Most fountain pens are equipped with standard stock nibs that give writers a smooth writing experience. Whether you choose a fine or a double-broad, you’ll get the same, dependable line from your fountain pen. However, this can also become a little monotonous after some time. Many writers will usually start to look for line variation at some point in their fountain pen journey, and this is where knowing how to grind fountain nibs comes into play.
Why grind your fountain pen nib?
The answer to this question is simple: grinding a fountain pen nib allows you to customize it in such a way that it suits your liking and fits your writing style.
It is worth noting that, generally, the broader the nib when you start grinding, then the more line variation you’ll see after it has been customized. There is definitely a learning curve that fountain pen users will experience when it comes to writing with a customized nib, but it is worth the effort so one can fully express their creativity and style in writing.
How to grind your fountain pen nib
Grinding your fountain pen nib is as simple as reaching out to a nibmeister. While we do not recommend grinding your own nibs without proper guidance from someone more experienced, it is still useful to know what type of grind to ask from your nibmeister depending on your writing preferences.
If you opt for one of the nib customizations below, then you should be prepared to answer several questions from the specialist you consult. Good nibmeisters gather plenty of relevant information before they get to work. They may ask you the following:
- Are you a right-handed or a left-handed writer?
- What is your writing style (cursive or print)?
- How hard do you press down when you write?

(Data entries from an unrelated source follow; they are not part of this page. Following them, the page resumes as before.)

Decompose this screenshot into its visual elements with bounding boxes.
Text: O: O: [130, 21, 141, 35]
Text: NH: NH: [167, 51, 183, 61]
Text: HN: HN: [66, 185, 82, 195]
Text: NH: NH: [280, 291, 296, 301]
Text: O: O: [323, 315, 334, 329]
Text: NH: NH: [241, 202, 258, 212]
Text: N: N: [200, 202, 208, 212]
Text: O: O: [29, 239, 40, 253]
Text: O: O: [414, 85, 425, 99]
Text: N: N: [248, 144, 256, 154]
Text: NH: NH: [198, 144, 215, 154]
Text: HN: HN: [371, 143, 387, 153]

- What is your preference for ink flow?
- Is your handwriting small or large?
- How quickly do you write?
- At what angle do you hold your pen relative to the paper?
- Do you rotate your pen as you write?
Here are the many ways you can grind and customize your fountain pen nibs:
Stub. This is a good place to start for your first fountain pen nib customization. Stub nibs allow you to create broad down-strokes and narrow cross-strokes as you write, which adds some line variation. The edges are a bit more rounded than italic nibs, which we’ll get to.
Italic. The italic is a more demanding nib in that it is more sensitive to the position and angle of the nib relative to the paper. It also creates broad down-strokes and narrower cross-strokes. However, it also provides much crisper lines and more line variation. This is commonly used by calligraphers and artists, but it is still good for everyday writing.
Architect. An architect grind, on the other hand, is squared in the reverse direction of an italic or a stub nib. This allows you to create line variation that is thicker on the cross-stroke and narrower on the down-stroke. This is also a handy customization for writers practicing Hebraic or Arabic calligraphy.
Oblique. Oblique nibs are ground to have the nib at a slant. This creates broad strokes on the diagonal and narrower cross-strokes. This type of grind is very position-sensitive, even more so than the italic nib, as the pen needs to be rotated at an angle to write smoothly.
The Bottom Line
Fountain pen customization can provide writers with a lot of options for their handwriting style and preferences. You can start by grinding a simple stub nib on your own if you feel confident, but otherwise, we highly encourage you to consult with a specialist first.